Breasts and Eggs by Mieko Kawakami

Breasts and Eggs by Mieko Kawakami delves into a modern, urban female experience. The main character navigates the big questions women must face and the relationships they must navigate. Kawakami leads the reader through these issues without defaulting to any oversimplifications. The opposite, actually. Each question and relationship is as complex as real life. This book feels almost memoiristic, as I imagined Kawakami as the main character. (I’m prone to doing this though.)

The main character, Natsu, comes from poverty and brings herself out of that slowly as a novelist (the most unlikely of stories!). This character’s life leads her away from her family roots (in a sense) and complicates her relationships with her now very small extended family, not that these relationships are ever uncomplicated.

Her past (experiences with poverty and loss) also complicate her relationships and her abilities to be in a romantic relationship and to create a family of her own.

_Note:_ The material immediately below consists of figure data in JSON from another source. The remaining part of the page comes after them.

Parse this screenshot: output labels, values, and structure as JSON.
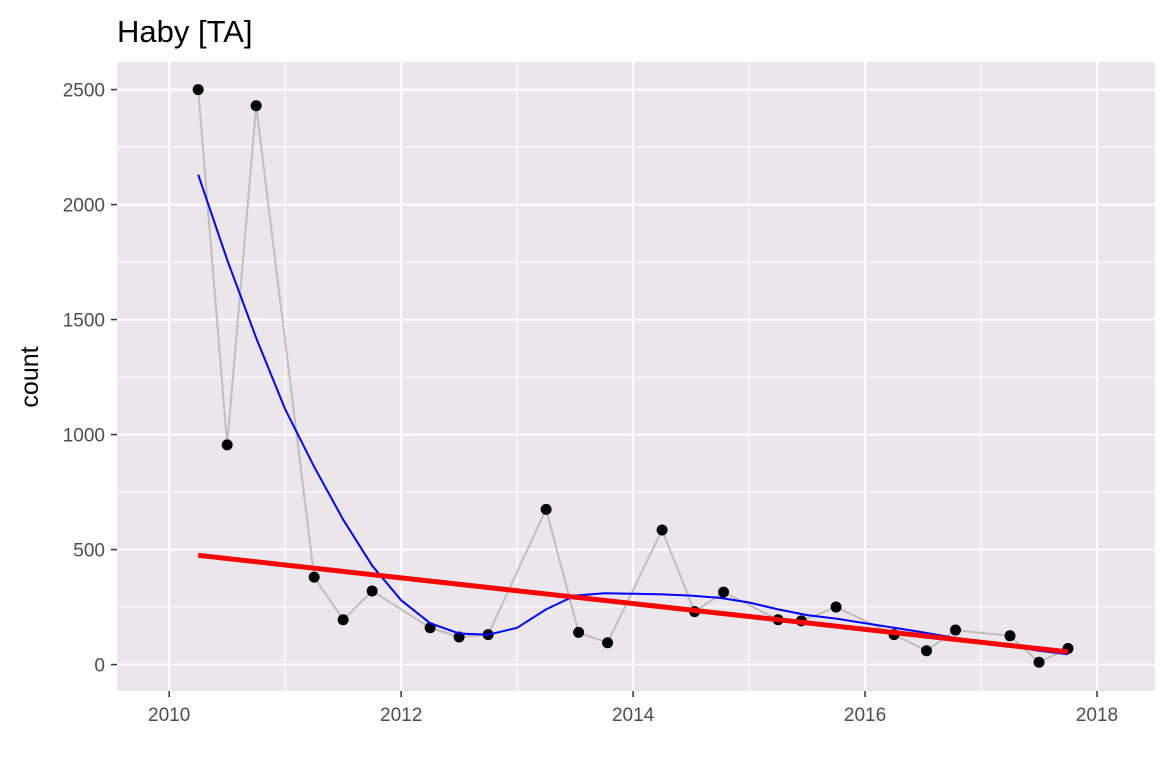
{
  "chart_data": {
    "type": "line",
    "title": "Haby  [TA]",
    "xlabel": "",
    "ylabel": "count",
    "xlim": [
      2009.55,
      2018.5
    ],
    "ylim": [
      -115,
      2620
    ],
    "x_ticks": [
      2010,
      2012,
      2014,
      2016,
      2018
    ],
    "y_ticks": [
      0,
      500,
      1000,
      1500,
      2000,
      2500
    ],
    "grid": true,
    "legend": "none",
    "colors": {
      "panel_background": "#EBE6EC",
      "grid": "#FFFFFF",
      "observed_line": "#BEBEBE",
      "points": "#000000",
      "smooth": "#0000FF",
      "trend": "#FF0000"
    },
    "series": [
      {
        "kind": "observed",
        "x": [
          2010.25,
          2010.5,
          2010.75,
          2011.25,
          2011.5,
          2011.75,
          2012.25,
          2012.5,
          2012.75,
          2013.25,
          2013.53,
          2013.78,
          2014.25,
          2014.53,
          2014.78,
          2015.25,
          2015.45,
          2015.75,
          2016.25,
          2016.53,
          2016.78,
          2017.25,
          2017.5,
          2017.75
        ],
        "y": [
          2500,
          955,
          2430,
          380,
          195,
          320,
          160,
          120,
          130,
          675,
          140,
          95,
          585,
          230,
          315,
          195,
          190,
          250,
          130,
          60,
          150,
          125,
          10,
          70
        ]
      },
      {
        "kind": "smooth",
        "x": [
          2010.25,
          2010.5,
          2010.75,
          2011.0,
          2011.25,
          2011.5,
          2011.75,
          2012.0,
          2012.25,
          2012.5,
          2012.75,
          2013.0,
          2013.25,
          2013.5,
          2013.75,
          2014.0,
          2014.25,
          2014.5,
          2014.75,
          2015.0,
          2015.25,
          2015.5,
          2015.75,
          2016.0,
          2016.25,
          2016.5,
          2016.75,
          2017.0,
          2017.25,
          2017.5,
          2017.75
        ],
        "y": [
          2130,
          1760,
          1420,
          1110,
          860,
          630,
          430,
          280,
          180,
          135,
          130,
          160,
          240,
          300,
          310,
          308,
          305,
          300,
          290,
          270,
          240,
          215,
          200,
          180,
          160,
          140,
          118,
          100,
          80,
          60,
          45
        ]
      },
      {
        "kind": "trend",
        "x": [
          2010.25,
          2017.75
        ],
        "y": [
          475,
          55
        ]
      }
    ]
  }
}
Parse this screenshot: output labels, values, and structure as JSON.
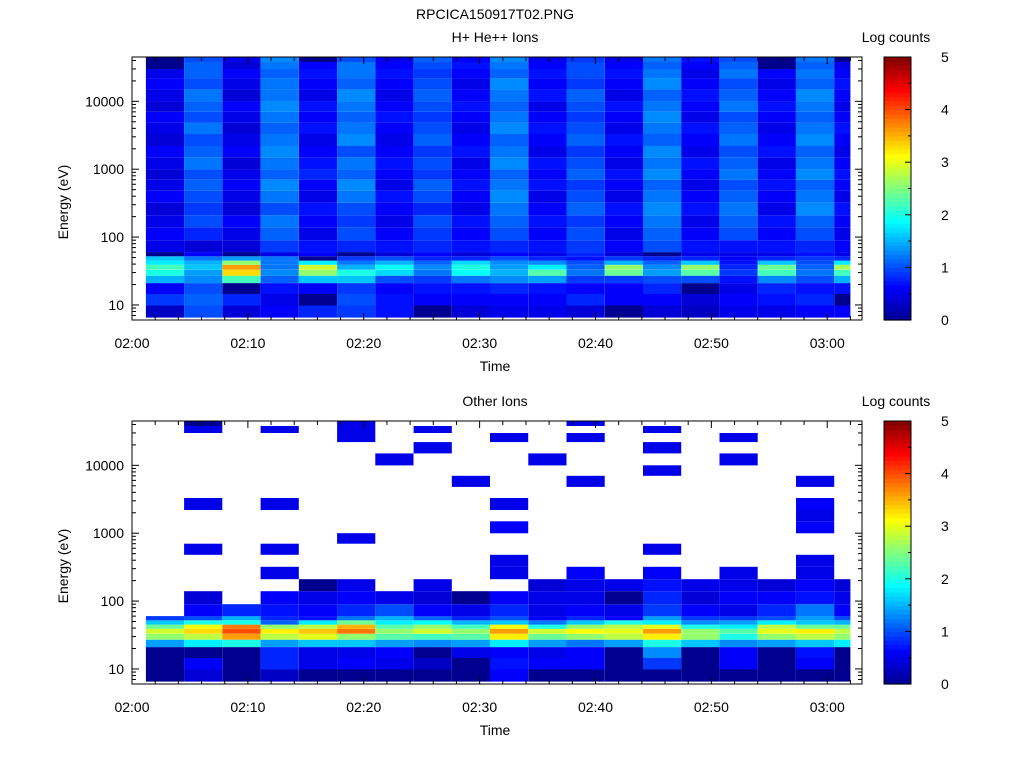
{
  "figure": {
    "title": "RPCICA150917T02.PNG"
  },
  "colormap": {
    "name": "jet",
    "stops": [
      "#00008f",
      "#0000ff",
      "#0080ff",
      "#00ffff",
      "#80ff80",
      "#ffff00",
      "#ff8000",
      "#ff0000",
      "#800000"
    ]
  },
  "chart_data": [
    {
      "type": "heatmap",
      "title": "H+ He++ Ions",
      "xlabel": "Time",
      "ylabel": "Energy (eV)",
      "colorbar_label": "Log counts",
      "colorbar_ticks": [
        "0",
        "1",
        "2",
        "3",
        "4",
        "5"
      ],
      "colorbar_range": [
        0,
        5
      ],
      "x_ticks": [
        "02:00",
        "02:10",
        "02:20",
        "02:30",
        "02:40",
        "02:50",
        "03:00"
      ],
      "x_range_minutes": [
        0,
        63
      ],
      "y_scale": "log",
      "y_ticks": [
        "10",
        "100",
        "1000",
        "10000"
      ],
      "y_range": [
        6,
        45000
      ],
      "time_bins_minutes": [
        1.2,
        4.5,
        7.8,
        11.1,
        14.4,
        17.7,
        21.0,
        24.3,
        27.6,
        30.9,
        34.2,
        37.5,
        40.8,
        44.1,
        47.4,
        50.7,
        54.0,
        57.3,
        60.6,
        62.0
      ],
      "energy_bins_eV": [
        6.5,
        9.8,
        14.5,
        21,
        27,
        33,
        39,
        45,
        52,
        60,
        90,
        140,
        210,
        320,
        480,
        700,
        1000,
        1500,
        2200,
        3300,
        4800,
        7000,
        10000,
        15000,
        22000,
        30000,
        38000,
        45000
      ],
      "values": [
        [
          0.3,
          0.9,
          0.6,
          1.5,
          2.0,
          2.2,
          1.8,
          1.6,
          0.0,
          0.5,
          0.6,
          0.5,
          0.4,
          0.6,
          0.5,
          0.4,
          0.5,
          0.6,
          0.4,
          0.5,
          0.6,
          0.4,
          0.5,
          0.6,
          0.5,
          0.0,
          0.0
        ],
        [
          1.0,
          1.1,
          1.0,
          1.3,
          1.4,
          1.6,
          1.5,
          1.2,
          0.6,
          0.4,
          0.8,
          1.0,
          0.9,
          1.0,
          1.1,
          1.0,
          1.2,
          1.1,
          1.0,
          1.2,
          1.0,
          1.1,
          1.2,
          1.0,
          1.1,
          1.1,
          1.0
        ],
        [
          0.4,
          0.8,
          0.0,
          2.2,
          3.3,
          3.6,
          2.6,
          1.4,
          0.0,
          0.4,
          0.5,
          0.6,
          0.4,
          0.5,
          0.6,
          0.5,
          0.4,
          0.6,
          0.5,
          0.4,
          0.5,
          0.6,
          0.4,
          0.5,
          0.6,
          0.4,
          0.5
        ],
        [
          0.6,
          0.5,
          0.7,
          1.1,
          1.3,
          1.2,
          1.2,
          1.2,
          0.5,
          0.9,
          1.1,
          1.2,
          1.0,
          1.2,
          1.3,
          1.1,
          1.2,
          1.3,
          1.2,
          1.1,
          1.2,
          1.3,
          1.2,
          1.2,
          1.1,
          1.2,
          1.3
        ],
        [
          0.8,
          0.0,
          0.6,
          1.6,
          2.6,
          2.9,
          1.8,
          0.0,
          0.6,
          0.7,
          0.5,
          0.6,
          0.7,
          0.5,
          0.6,
          0.8,
          0.7,
          0.6,
          0.5,
          0.7,
          0.6,
          0.7,
          0.5,
          0.6,
          0.7,
          0.6,
          0.0
        ],
        [
          0.9,
          1.0,
          0.9,
          1.6,
          2.0,
          1.5,
          1.2,
          0.9,
          0.0,
          0.8,
          1.0,
          0.9,
          1.0,
          1.2,
          1.3,
          1.1,
          1.2,
          1.0,
          1.3,
          1.2,
          1.1,
          1.2,
          1.3,
          1.1,
          1.2,
          1.2,
          1.0
        ],
        [
          0.7,
          0.7,
          0.6,
          1.0,
          1.7,
          1.9,
          1.5,
          1.0,
          0.4,
          0.7,
          0.6,
          0.5,
          0.6,
          0.7,
          0.5,
          0.6,
          0.7,
          0.6,
          0.5,
          0.6,
          0.7,
          0.6,
          0.5,
          0.6,
          0.7,
          0.6,
          0.5
        ],
        [
          0.0,
          0.6,
          0.7,
          0.9,
          1.2,
          1.3,
          1.1,
          0.8,
          0.6,
          0.8,
          0.9,
          1.0,
          0.8,
          1.0,
          1.1,
          0.9,
          1.0,
          0.9,
          1.1,
          1.0,
          0.9,
          1.0,
          1.1,
          1.0,
          0.9,
          1.0,
          1.1
        ],
        [
          0.4,
          0.6,
          0.7,
          1.2,
          1.9,
          2.0,
          1.7,
          0.8,
          0.4,
          0.7,
          0.6,
          0.7,
          0.5,
          0.6,
          0.7,
          0.6,
          0.5,
          0.7,
          0.6,
          0.5,
          0.6,
          0.7,
          0.6,
          0.5,
          0.6,
          0.7,
          0.6
        ],
        [
          0.5,
          0.6,
          0.8,
          1.3,
          1.5,
          1.4,
          1.3,
          1.0,
          0.6,
          0.8,
          1.0,
          1.1,
          1.2,
          1.3,
          1.2,
          1.1,
          1.3,
          1.2,
          1.1,
          1.3,
          1.2,
          1.1,
          1.2,
          1.3,
          1.1,
          1.2,
          1.3
        ],
        [
          0.5,
          0.6,
          0.7,
          1.4,
          2.3,
          1.8,
          1.3,
          0.8,
          0.5,
          0.7,
          0.6,
          0.7,
          0.6,
          0.5,
          0.7,
          0.6,
          0.7,
          0.5,
          0.6,
          0.7,
          0.6,
          0.5,
          0.7,
          0.6,
          0.7,
          0.6,
          0.5
        ],
        [
          0.4,
          0.8,
          0.6,
          0.9,
          1.2,
          1.1,
          1.0,
          0.7,
          0.8,
          0.9,
          1.0,
          0.9,
          1.1,
          1.0,
          0.9,
          1.1,
          1.0,
          0.9,
          1.1,
          1.0,
          0.9,
          1.0,
          1.1,
          0.9,
          1.0,
          1.0,
          0.9
        ],
        [
          0.0,
          0.6,
          0.6,
          0.9,
          2.4,
          2.6,
          1.5,
          0.9,
          0.4,
          0.6,
          0.5,
          0.6,
          0.7,
          0.5,
          0.6,
          0.7,
          0.5,
          0.6,
          0.7,
          0.5,
          0.6,
          0.7,
          0.5,
          0.6,
          0.7,
          0.6,
          0.5
        ],
        [
          0.4,
          0.6,
          0.8,
          1.0,
          1.4,
          1.3,
          1.1,
          0.8,
          0.0,
          1.0,
          1.1,
          1.2,
          1.3,
          1.2,
          1.1,
          1.3,
          1.2,
          1.3,
          1.1,
          1.2,
          1.3,
          1.2,
          1.1,
          1.3,
          1.2,
          1.1,
          1.2
        ],
        [
          0.3,
          0.4,
          0.0,
          1.0,
          2.3,
          2.6,
          1.6,
          0.8,
          0.5,
          0.7,
          0.6,
          0.5,
          0.7,
          0.6,
          0.5,
          0.6,
          0.7,
          0.5,
          0.6,
          0.7,
          0.5,
          0.6,
          0.7,
          0.6,
          0.5,
          0.6,
          0.7
        ],
        [
          0.5,
          0.6,
          0.5,
          0.7,
          0.9,
          0.8,
          0.7,
          0.6,
          0.5,
          0.7,
          1.0,
          1.1,
          1.2,
          1.1,
          1.0,
          1.2,
          1.1,
          1.0,
          1.2,
          1.1,
          1.0,
          1.2,
          1.1,
          1.0,
          1.2,
          1.1,
          1.0
        ],
        [
          0.5,
          0.7,
          0.8,
          1.3,
          2.2,
          2.4,
          1.6,
          0.8,
          0.5,
          0.7,
          0.6,
          0.7,
          0.5,
          0.6,
          0.7,
          0.6,
          0.5,
          0.7,
          0.6,
          0.5,
          0.6,
          0.7,
          0.6,
          0.5,
          0.6,
          0.0,
          0.0
        ],
        [
          0.6,
          0.8,
          0.7,
          1.0,
          1.2,
          1.1,
          1.0,
          0.9,
          0.7,
          0.8,
          1.0,
          1.1,
          1.3,
          1.2,
          1.1,
          1.3,
          1.2,
          1.1,
          1.3,
          1.2,
          1.1,
          1.2,
          1.3,
          1.1,
          1.2,
          1.1,
          1.2
        ],
        [
          0.6,
          0.0,
          0.7,
          1.5,
          2.2,
          2.7,
          1.8,
          0.8,
          0.5,
          0.6,
          0.5,
          0.6,
          0.7,
          0.5,
          0.6,
          0.7,
          0.6,
          0.5,
          0.6,
          0.7,
          0.6,
          0.5,
          0.6,
          0.7,
          0.6,
          0.5,
          0.0
        ]
      ]
    },
    {
      "type": "heatmap",
      "title": "Other Ions",
      "xlabel": "Time",
      "ylabel": "Energy (eV)",
      "colorbar_label": "Log counts",
      "colorbar_ticks": [
        "0",
        "1",
        "2",
        "3",
        "4",
        "5"
      ],
      "colorbar_range": [
        0,
        5
      ],
      "x_ticks": [
        "02:00",
        "02:10",
        "02:20",
        "02:30",
        "02:40",
        "02:50",
        "03:00"
      ],
      "x_range_minutes": [
        0,
        63
      ],
      "y_scale": "log",
      "y_ticks": [
        "10",
        "100",
        "1000",
        "10000"
      ],
      "y_range": [
        6,
        45000
      ],
      "time_bins_minutes": [
        1.2,
        4.5,
        7.8,
        11.1,
        14.4,
        17.7,
        21.0,
        24.3,
        27.6,
        30.9,
        34.2,
        37.5,
        40.8,
        44.1,
        47.4,
        50.7,
        54.0,
        57.3,
        60.6,
        62.0
      ],
      "energy_bins_eV": [
        6.5,
        9.8,
        14.5,
        21,
        27,
        33,
        39,
        45,
        52,
        60,
        90,
        140,
        210,
        320,
        480,
        700,
        1000,
        1500,
        2200,
        3300,
        4800,
        7000,
        10000,
        15000,
        22000,
        30000,
        38000,
        45000
      ],
      "values": [
        [
          0.0,
          0.0,
          0.0,
          1.4,
          2.6,
          2.9,
          2.4,
          1.6,
          0.9,
          null,
          null,
          null,
          null,
          null,
          null,
          null,
          null,
          null,
          null,
          null,
          null,
          null,
          null,
          null,
          null,
          null,
          null
        ],
        [
          0.4,
          0.6,
          0.0,
          1.8,
          2.8,
          3.3,
          3.1,
          2.0,
          1.0,
          0.6,
          0.4,
          null,
          null,
          null,
          0.5,
          null,
          null,
          null,
          0.5,
          null,
          null,
          null,
          null,
          null,
          null,
          0.5,
          0.0
        ],
        [
          0.0,
          0.0,
          0.0,
          2.0,
          3.6,
          4.0,
          3.8,
          2.0,
          1.5,
          0.8,
          null,
          null,
          null,
          null,
          null,
          null,
          null,
          null,
          null,
          null,
          null,
          null,
          null,
          null,
          null,
          null,
          null
        ],
        [
          0.3,
          0.8,
          0.8,
          1.4,
          2.8,
          3.2,
          2.6,
          1.1,
          0.8,
          0.7,
          0.6,
          null,
          0.5,
          null,
          0.5,
          null,
          null,
          null,
          0.5,
          null,
          null,
          null,
          null,
          null,
          null,
          0.5,
          null
        ],
        [
          0.0,
          0.5,
          0.5,
          1.6,
          3.0,
          3.4,
          2.8,
          1.8,
          0.7,
          0.6,
          0.5,
          0.0,
          null,
          null,
          null,
          null,
          null,
          null,
          null,
          null,
          null,
          null,
          null,
          null,
          null,
          null,
          null
        ],
        [
          0.0,
          0.6,
          0.5,
          1.6,
          2.6,
          3.8,
          3.5,
          2.4,
          1.2,
          0.8,
          0.6,
          0.5,
          null,
          null,
          null,
          0.5,
          null,
          null,
          null,
          null,
          null,
          null,
          null,
          null,
          0.5,
          0.5,
          0.5
        ],
        [
          0.0,
          0.5,
          0.6,
          1.4,
          2.3,
          2.6,
          2.3,
          1.8,
          1.5,
          1.0,
          0.5,
          null,
          null,
          null,
          null,
          null,
          null,
          null,
          null,
          null,
          null,
          null,
          0.5,
          null,
          null,
          null,
          null
        ],
        [
          0.0,
          0.3,
          0.0,
          1.3,
          2.2,
          2.9,
          2.6,
          1.9,
          1.1,
          0.6,
          0.4,
          0.5,
          null,
          null,
          null,
          null,
          null,
          null,
          null,
          null,
          null,
          null,
          null,
          0.5,
          null,
          0.5,
          null
        ],
        [
          0.0,
          0.0,
          0.5,
          1.4,
          2.3,
          2.6,
          2.2,
          1.5,
          0.8,
          0.5,
          0.0,
          null,
          null,
          null,
          null,
          null,
          null,
          null,
          null,
          null,
          0.5,
          null,
          null,
          null,
          null,
          null,
          null
        ],
        [
          0.6,
          0.7,
          0.6,
          1.8,
          3.2,
          3.6,
          3.1,
          1.6,
          1.0,
          0.8,
          0.6,
          null,
          0.5,
          0.5,
          null,
          null,
          0.6,
          null,
          0.5,
          null,
          null,
          null,
          null,
          null,
          0.5,
          null,
          null
        ],
        [
          0.0,
          0.6,
          0.5,
          1.4,
          2.4,
          2.9,
          2.0,
          1.2,
          0.6,
          0.5,
          0.5,
          0.4,
          null,
          null,
          null,
          null,
          null,
          null,
          null,
          null,
          null,
          null,
          0.5,
          null,
          null,
          null,
          null
        ],
        [
          0.0,
          0.6,
          0.6,
          1.2,
          2.6,
          3.1,
          2.6,
          1.6,
          0.8,
          0.6,
          0.5,
          0.5,
          0.6,
          null,
          null,
          null,
          null,
          null,
          null,
          null,
          0.5,
          null,
          null,
          null,
          0.5,
          null,
          0.5
        ],
        [
          0.0,
          0.0,
          0.0,
          1.4,
          2.8,
          3.0,
          2.8,
          2.0,
          0.6,
          0.5,
          0.0,
          0.5,
          null,
          null,
          null,
          null,
          null,
          null,
          null,
          null,
          null,
          null,
          null,
          null,
          null,
          null,
          null
        ],
        [
          0.0,
          0.9,
          1.3,
          2.0,
          3.2,
          3.6,
          3.0,
          1.8,
          1.4,
          0.9,
          0.8,
          0.7,
          0.6,
          null,
          0.5,
          null,
          null,
          null,
          null,
          null,
          null,
          0.5,
          null,
          0.5,
          null,
          0.5,
          null
        ],
        [
          0.0,
          0.0,
          0.0,
          1.6,
          2.6,
          2.6,
          2.0,
          1.3,
          0.9,
          0.6,
          0.4,
          0.5,
          null,
          null,
          null,
          null,
          null,
          null,
          null,
          null,
          null,
          null,
          null,
          null,
          null,
          null,
          null
        ],
        [
          0.0,
          0.6,
          0.6,
          1.3,
          2.0,
          2.3,
          1.8,
          1.4,
          0.9,
          0.5,
          0.6,
          0.5,
          0.5,
          null,
          null,
          null,
          null,
          null,
          null,
          null,
          null,
          null,
          0.5,
          null,
          0.5,
          null,
          null
        ],
        [
          0.0,
          0.0,
          0.0,
          1.4,
          2.6,
          3.0,
          2.8,
          1.8,
          1.0,
          0.8,
          0.6,
          0.4,
          null,
          null,
          null,
          null,
          null,
          null,
          null,
          null,
          null,
          null,
          null,
          null,
          null,
          null,
          null
        ],
        [
          0.0,
          0.6,
          0.7,
          1.6,
          2.8,
          3.2,
          2.4,
          1.6,
          1.4,
          1.2,
          0.7,
          0.6,
          0.5,
          0.5,
          null,
          null,
          0.6,
          0.5,
          0.6,
          null,
          0.5,
          null,
          null,
          null,
          null,
          null,
          null
        ],
        [
          0.0,
          0.0,
          0.0,
          1.8,
          2.6,
          2.8,
          2.4,
          1.5,
          1.0,
          0.6,
          0.5,
          0.4,
          null,
          null,
          null,
          null,
          null,
          null,
          null,
          null,
          null,
          null,
          null,
          null,
          null,
          null,
          null
        ]
      ]
    }
  ]
}
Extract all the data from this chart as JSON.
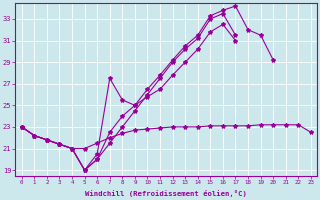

The book is strange. Natsu is confused. There is tragedy and there is triumph. It is nuanced, and that is true of the human experience, and in this case, it’s focused especially on the female experience.

I read that Breasts and Eggs was once published as a novella and then was expanded into a longer novel, which is the version I read. Through most of the book, I found myself wishing that this was two separate books, but then again, I love a good, short, digestible read. However, now that I’ve reached the conclusion, I do think extending it into one long book is defensible.